Conrad Salinger (August 30, 1901, Brookline, Massachusetts – June 17, 1962, Pacific Palisades, California[1]) was an American arranger, orchestrator and composer, who studied classical composition at the Paris Conservatoire. He is credited with orchestrating nine productions on Broadway from 1931 to 1938, and over seventy-five motion pictures from 1931 to 1962. Film scholar Clive Hirschhorn considers him the finest orchestrator ever to work in the movies.[2] Early in his career, film composer John Williams spent much time around Salinger.[3]

Conrad Salinger in 1923

Hollywood career

[edit]

During his Broadway apprenticeship Salinger first came across Johnny Green, his future MGM musical director, when they were recording motion picture overtures in the early days of sound at New York to be shown before the main features began.[4] Salinger first came out to Hollywood in the late 1930s to work for Alfred Newman (e.g. Born to Dance and Gunga Din) and also collaborated with the famed Broadway orchestrator Robert Russell Bennett on the arrangements for Fred Astaire and Ginger Rogers' 1938 dance picture Carefree.

Salinger is recognized as MGM's best principal orchestrator of musicals made between 1942 and 1962. He reputedly studied mathematical musical progressions under the influential theorist Joseph Schillinger, whose other students included George Gershwin, and major Broadway/Hollywood orchestrators such as Ted Royal, Edward B. Powell, and Herbert W. Spencer.[5] Salinger employed a somewhat smaller orchestra than usual but nevertheless achieved a rich, elaborately constructed sound in his arrangements.
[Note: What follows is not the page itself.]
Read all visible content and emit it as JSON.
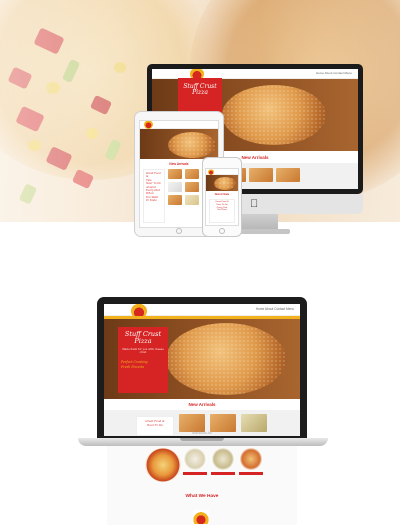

The fact the orchestra Salinger used was smaller in size than the normal huge studio orchestra was practically unnoticeable, except that the quality of the orchestral sound on films that Salinger worked on seemed greatly improved, with much less distortion than was common in the days before true high fidelity.

However, in Hugh Fordin's The World of Entertainment: The Freed Unit at MGM, a 1975 book dealing with the MGM musicals, composer-conductor Adolph Deutsch, who worked with Salinger on more than one film, criticized his orchestrations for the Jerome Kern 1946 biopic Till the Clouds Roll By as being "too elaborate" for a composer like Kern (a criticism that Salinger reportedly did not take well) and recounted he would only work with Salinger on the 1951 film versionofShow Boat (music by Kern) if he "simplified" his style of orchestration. (The two patched it up and did work on that film and subsequent others, receiving a joint Academy Award nomination for it.)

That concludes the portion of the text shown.